Asynchronous & Event-Driven Processing
- Payment callbacks, inventory reconciliation, and financial calculations were handled asynchronously.
- Idempotent job execution ensured consistency under retries and partial failures.
- Backend services remained responsive even during peak QPS events.
Three-Level Distribution Commission Logic¶
Challenge:
Each order triggered multiple dependent financial calculations.
Solution:
- Cached referral relationships in Redis.
- Moved commission calculation entirely to Sidekiq.
- Asynchronous write-back buffering and flattened data indexing.
System Stability Under Traffic Spikes¶
Challenge:
The legacy system frequently crashed during promotions.
Solution:
- Refactored flash sale and commission modules.
- Introduced async pipelines and strict execution boundaries.
- Applied conservative capacity planning with intentional redundancy.
5. My Responsibilities & Achievements¶
Responsibilities¶
- Led the refactoring of the flash sale system.

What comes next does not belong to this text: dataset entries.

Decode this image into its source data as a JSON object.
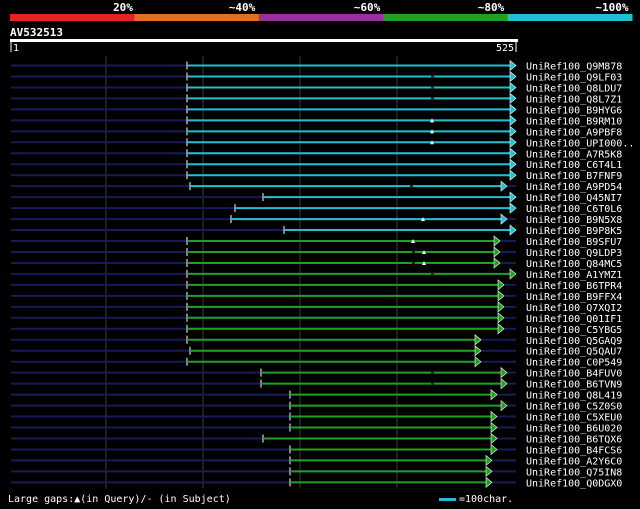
{
  "accession": "AV532513",
  "query_length_ticks": {
    "start": "1",
    "end": "525"
  },
  "identity_legend": [
    {
      "label": "20%",
      "color": "#e8202a"
    },
    {
      "label": "~40%",
      "color": "#e07020"
    },
    {
      "label": "~60%",
      "color": "#9a30a0"
    },
    {
      "label": "~80%",
      "color": "#20a020"
    },
    {
      "label": "~100%",
      "color": "#20c0d0"
    }
  ],
  "colors": {
    "background": "#000000",
    "query_line": "#ffffff",
    "rail": "#1a1a5a",
    "grid": "#3a3a3a",
    "cyan": "#20c0d0",
    "green": "#20a020",
    "gap_mark": "#ffffff",
    "label": "#ffffff"
  },
  "hits": [
    {
      "label": "UniRef100_Q9M878",
      "start": 187,
      "end": 516,
      "color": "cyan",
      "gaps_q": [],
      "gaps_s": []
    },
    {
      "label": "UniRef100_Q9LF03",
      "start": 187,
      "end": 516,
      "color": "cyan",
      "gaps_q": [],
      "gaps_s": [
        432
      ]
    },
    {
      "label": "UniRef100_Q8LDU7",
      "start": 187,
      "end": 516,
      "color": "cyan",
      "gaps_q": [],
      "gaps_s": [
        432
      ]
    },
    {
      "label": "UniRef100_Q8L7Z1",
      "start": 187,
      "end": 516,
      "color": "cyan",
      "gaps_q": [],
      "gaps_s": [
        432
      ]
    },
    {
      "label": "UniRef100_B9HYG6",
      "start": 187,
      "end": 516,
      "color": "cyan",
      "gaps_q": [],
      "gaps_s": []
    },
    {
      "label": "UniRef100_B9RM10",
      "start": 187,
      "end": 516,
      "color": "cyan",
      "gaps_q": [
        432
      ],
      "gaps_s": []
    },
    {
      "label": "UniRef100_A9PBF8",
      "start": 187,
      "end": 516,
      "color": "cyan",
      "gaps_q": [
        432
      ],
      "gaps_s": []
    },
    {
      "label": "UniRef100_UPI000..",
      "start": 187,
      "end": 516,
      "color": "cyan",
      "gaps_q": [
        432
      ],
      "gaps_s": []
    },
    {
      "label": "UniRef100_A7R5K8",
      "start": 187,
      "end": 516,
      "color": "cyan",
      "gaps_q": [],
      "gaps_s": []
    },
    {
      "label": "UniRef100_C6T4L1",
      "start": 187,
      "end": 516,
      "color": "cyan",
      "gaps_q": [],
      "gaps_s": []
    },
    {
      "label": "UniRef100_B7FNF9",
      "start": 187,
      "end": 516,
      "color": "cyan",
      "gaps_q": [],
      "gaps_s": []
    },
    {
      "label": "UniRef100_A9PD54",
      "start": 190,
      "end": 507,
      "color": "cyan",
      "gaps_q": [],
      "gaps_s": [
        411
      ]
    },
    {
      "label": "UniRef100_Q45NI7",
      "start": 263,
      "end": 516,
      "color": "cyan",
      "gaps_q": [],
      "gaps_s": []
    },
    {
      "label": "UniRef100_C6T0L6",
      "start": 235,
      "end": 516,
      "color": "cyan",
      "gaps_q": [],
      "gaps_s": []
    },
    {
      "label": "UniRef100_B9N5X8",
      "start": 231,
      "end": 507,
      "color": "cyan",
      "gaps_q": [
        423
      ],
      "gaps_s": []
    },
    {
      "label": "UniRef100_B9P8K5",
      "start": 284,
      "end": 516,
      "color": "cyan",
      "gaps_q": [],
      "gaps_s": []
    },
    {
      "label": "UniRef100_B9SFU7",
      "start": 187,
      "end": 500,
      "color": "green",
      "gaps_q": [
        413
      ],
      "gaps_s": []
    },
    {
      "label": "UniRef100_Q9LDP3",
      "start": 187,
      "end": 500,
      "color": "green",
      "gaps_q": [
        424
      ],
      "gaps_s": [
        413
      ]
    },
    {
      "label": "UniRef100_Q84MC5",
      "start": 187,
      "end": 500,
      "color": "green",
      "gaps_q": [
        424
      ],
      "gaps_s": [
        413
      ]
    },
    {
      "label": "UniRef100_A1YMZ1",
      "start": 187,
      "end": 516,
      "color": "green",
      "gaps_q": [],
      "gaps_s": [
        432
      ]
    },
    {
      "label": "UniRef100_B6TPR4",
      "start": 187,
      "end": 504,
      "color": "green",
      "gaps_q": [],
      "gaps_s": []
    },
    {
      "label": "UniRef100_B9FFX4",
      "start": 187,
      "end": 504,
      "color": "green",
      "gaps_q": [],
      "gaps_s": []
    },
    {
      "label": "UniRef100_Q7XQI2",
      "start": 187,
      "end": 504,
      "color": "green",
      "gaps_q": [],
      "gaps_s": []
    },
    {
      "label": "UniRef100_Q01IF1",
      "start": 187,
      "end": 504,
      "color": "green",
      "gaps_q": [],
      "gaps_s": []
    },
    {
      "label": "UniRef100_C5YBG5",
      "start": 187,
      "end": 504,
      "color": "green",
      "gaps_q": [],
      "gaps_s": []
    },
    {
      "label": "UniRef100_Q5GAQ9",
      "start": 187,
      "end": 481,
      "color": "green",
      "gaps_q": [],
      "gaps_s": []
    },
    {
      "label": "UniRef100_Q5QAU7",
      "start": 190,
      "end": 481,
      "color": "green",
      "gaps_q": [],
      "gaps_s": []
    },
    {
      "label": "UniRef100_C0P549",
      "start": 187,
      "end": 481,
      "color": "green",
      "gaps_q": [],
      "gaps_s": []
    },
    {
      "label": "UniRef100_B4FUV0",
      "start": 261,
      "end": 507,
      "color": "green",
      "gaps_q": [],
      "gaps_s": [
        432
      ]
    },
    {
      "label": "UniRef100_B6TVN9",
      "start": 261,
      "end": 507,
      "color": "green",
      "gaps_q": [],
      "gaps_s": [
        432
      ]
    },
    {
      "label": "UniRef100_Q8L419",
      "start": 290,
      "end": 497,
      "color": "green",
      "gaps_q": [],
      "gaps_s": []
    },
    {
      "label": "UniRef100_C5Z0S0",
      "start": 290,
      "end": 507,
      "color": "green",
      "gaps_q": [],
      "gaps_s": []
    },
    {
      "label": "UniRef100_C5XEU0",
      "start": 290,
      "end": 497,
      "color": "green",
      "gaps_q": [],
      "gaps_s": []
    },
    {
      "label": "UniRef100_B6U020",
      "start": 290,
      "end": 497,
      "color": "green",
      "gaps_q": [],
      "gaps_s": []
    },
    {
      "label": "UniRef100_B6TQX6",
      "start": 263,
      "end": 497,
      "color": "green",
      "gaps_q": [],
      "gaps_s": []
    },
    {
      "label": "UniRef100_B4FCS6",
      "start": 290,
      "end": 497,
      "color": "green",
      "gaps_q": [],
      "gaps_s": []
    },
    {
      "label": "UniRef100_A2Y6C0",
      "start": 290,
      "end": 492,
      "color": "green",
      "gaps_q": [],
      "gaps_s": []
    },
    {
      "label": "UniRef100_Q75IN8",
      "start": 290,
      "end": 492,
      "color": "green",
      "gaps_q": [],
      "gaps_s": []
    },
    {
      "label": "UniRef100_Q0DGX0",
      "start": 290,
      "end": 492,
      "color": "green",
      "gaps_q": [],
      "gaps_s": []
    }
  ],
  "footer": {
    "legend_text": "Large gaps:▲(in Query)/- (in Subject)",
    "scale_text": "=100char."
  }
}
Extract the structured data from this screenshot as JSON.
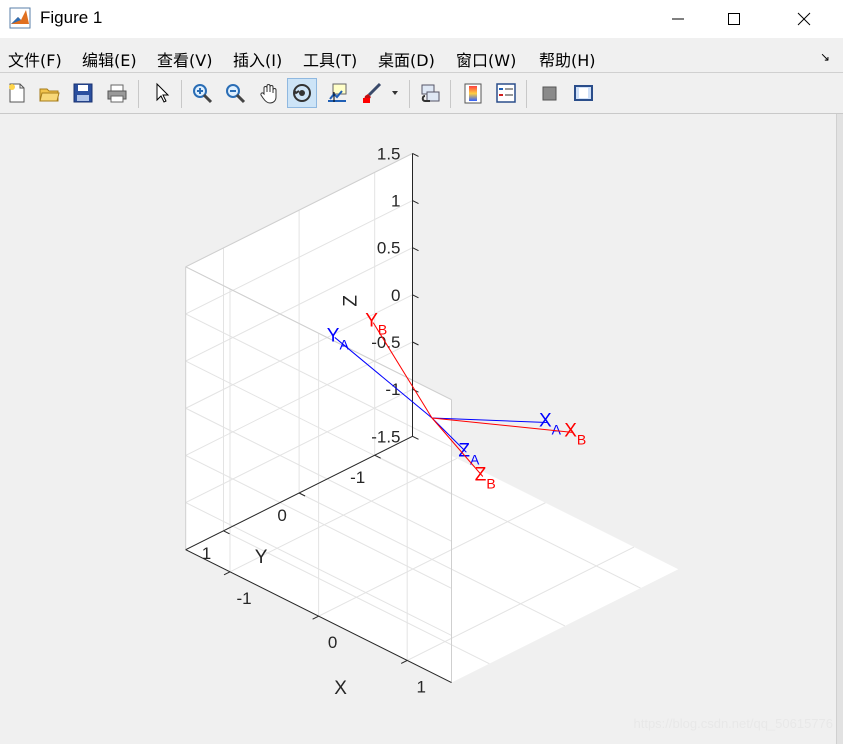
{
  "window": {
    "title": "Figure 1",
    "controls": {
      "minimize": "—",
      "maximize": "☐",
      "close": "✕"
    }
  },
  "menu": {
    "items": [
      "文件(F)",
      "编辑(E)",
      "查看(V)",
      "插入(I)",
      "工具(T)",
      "桌面(D)",
      "窗口(W)",
      "帮助(H)"
    ],
    "dock_arrow": "↘"
  },
  "toolbar": {
    "buttons": [
      {
        "name": "new-figure-icon"
      },
      {
        "name": "open-file-icon"
      },
      {
        "name": "save-icon"
      },
      {
        "name": "print-icon"
      },
      {
        "name": "edit-plot-pointer-icon"
      },
      {
        "name": "zoom-in-icon"
      },
      {
        "name": "zoom-out-icon"
      },
      {
        "name": "pan-hand-icon"
      },
      {
        "name": "rotate-3d-icon",
        "active": true
      },
      {
        "name": "data-cursor-icon"
      },
      {
        "name": "brush-icon"
      },
      {
        "name": "link-plot-icon"
      },
      {
        "name": "insert-colorbar-icon"
      },
      {
        "name": "insert-legend-icon"
      },
      {
        "name": "hide-plot-tools-icon"
      },
      {
        "name": "show-plot-tools-icon"
      }
    ]
  },
  "chart_data": {
    "type": "3d-line",
    "zlabel": "Z",
    "xlabel": "X",
    "ylabel": "Y",
    "xlim": [
      -1.5,
      1.5
    ],
    "ylim": [
      -1.5,
      1.5
    ],
    "zlim": [
      -1.5,
      1.5
    ],
    "grid": true,
    "z_ticks": [
      "1.5",
      "1",
      "0.5",
      "0",
      "-0.5",
      "-1",
      "-1.5"
    ],
    "y_ticks": [
      "1",
      "0",
      "-1"
    ],
    "x_ticks": [
      "-1",
      "0",
      "1"
    ],
    "frames": [
      {
        "name": "A",
        "color": "#0000ff",
        "axes": [
          {
            "label": "X",
            "subscript": "A",
            "vector": [
              0.7,
              -0.7,
              0.0
            ]
          },
          {
            "label": "Y",
            "subscript": "A",
            "vector": [
              -0.5,
              0.7,
              0.9
            ]
          },
          {
            "label": "Z",
            "subscript": "A",
            "vector": [
              0.9,
              0.6,
              0.3
            ]
          }
        ]
      },
      {
        "name": "B",
        "color": "#ff0000",
        "axes": [
          {
            "label": "X",
            "subscript": "B",
            "vector": [
              0.9,
              -0.8,
              -0.05
            ]
          },
          {
            "label": "Y",
            "subscript": "B",
            "vector": [
              -0.45,
              0.25,
              0.9
            ]
          },
          {
            "label": "Z",
            "subscript": "B",
            "vector": [
              1.0,
              0.5,
              0.05
            ]
          }
        ]
      }
    ]
  },
  "watermark": "https://blog.csdn.net/qq_50615776"
}
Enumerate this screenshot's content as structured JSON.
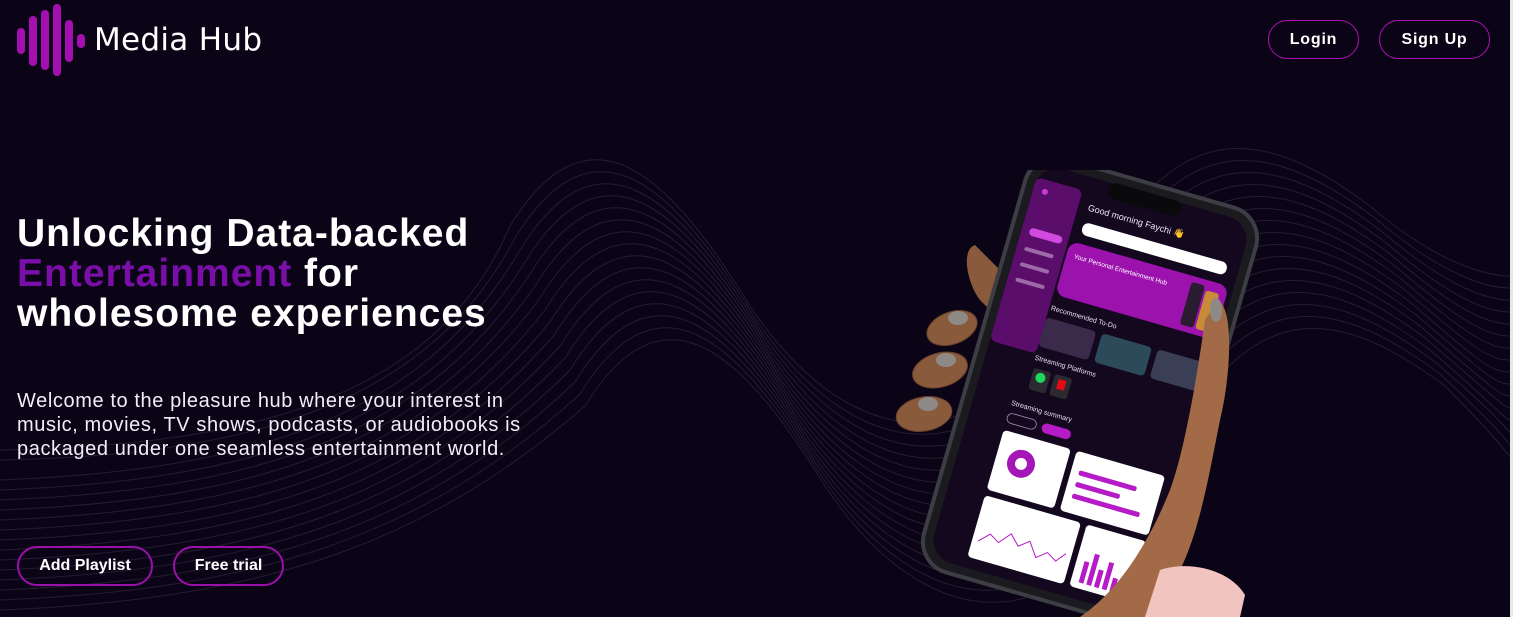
{
  "brand": {
    "name": "Media Hub"
  },
  "header": {
    "login_label": "Login",
    "signup_label": "Sign Up"
  },
  "hero": {
    "title_line1": "Unlocking Data-backed",
    "title_accent": "Entertainment",
    "title_after_accent": " for",
    "title_line3": "wholesome experiences",
    "description": "Welcome to the pleasure hub where your interest in music, movies, TV shows, podcasts, or audiobooks is packaged under one seamless entertainment world.",
    "add_playlist_label": "Add Playlist",
    "free_trial_label": "Free trial"
  },
  "phone_screen": {
    "greeting": "Good morning Faychi 👋",
    "promo_title": "Your Personal Entertainment Hub",
    "recommended_heading": "Recommended To-Do",
    "platforms_heading": "Streaming Platforms",
    "summary_heading": "Streaming summary"
  },
  "colors": {
    "background": "#0b0416",
    "accent": "#7a0ea8",
    "button_border": "#b010b8",
    "logo": "#a40fb2"
  }
}
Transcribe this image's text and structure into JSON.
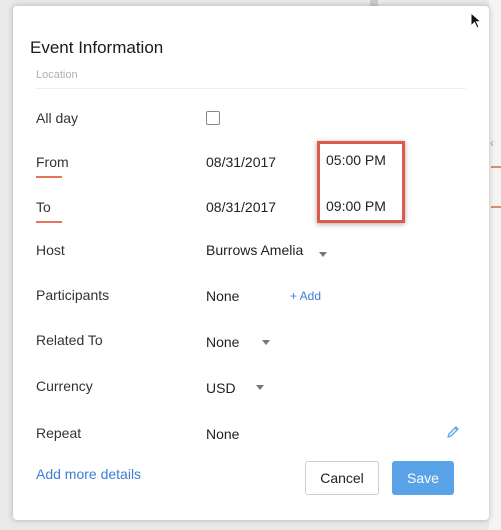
{
  "dialog": {
    "title": "Event Information",
    "location_placeholder": "Location"
  },
  "fields": {
    "all_day": {
      "label": "All day",
      "checked": false
    },
    "from": {
      "label": "From",
      "date": "08/31/2017",
      "time": "05:00 PM"
    },
    "to": {
      "label": "To",
      "date": "08/31/2017",
      "time": "09:00 PM"
    },
    "host": {
      "label": "Host",
      "value": "Burrows Amelia"
    },
    "participants": {
      "label": "Participants",
      "value": "None",
      "add_label": "+ Add"
    },
    "related_to": {
      "label": "Related To",
      "value": "None"
    },
    "currency": {
      "label": "Currency",
      "value": "USD"
    },
    "repeat": {
      "label": "Repeat",
      "value": "None"
    }
  },
  "footer": {
    "add_more_details": "Add more details",
    "cancel_label": "Cancel",
    "save_label": "Save"
  },
  "colors": {
    "accent_blue": "#3d7fd6",
    "save_button": "#5ba3e8",
    "highlight_red": "#dc5a4b",
    "required_underline": "#e8735c"
  },
  "icons": {
    "edit": "pencil-icon",
    "dropdown": "caret-down-icon",
    "cursor": "mouse-pointer-icon"
  }
}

- Designed high-concurrency inventory control mechanisms.
- Optimized the multi-level commission settlement module to handle high-concurrency spikes, increasing system throughput.
- Improved database models and performance.
- Stabilized the platform for large-scale promotional events.
Key Achievements¶
- Enabled the system to handle 4,000+ QPS during peak flash sales without downtime.
- Optimized the entire order and commission processing workflow, reducing server load and improving efficiency.
- Significantly lowered infrastructure costs through performance tuning and resource optimization.
- Delivered a robust, scalable, and maintainable system capable of supporting rapid business growth and frequent high-concurrency campaigns.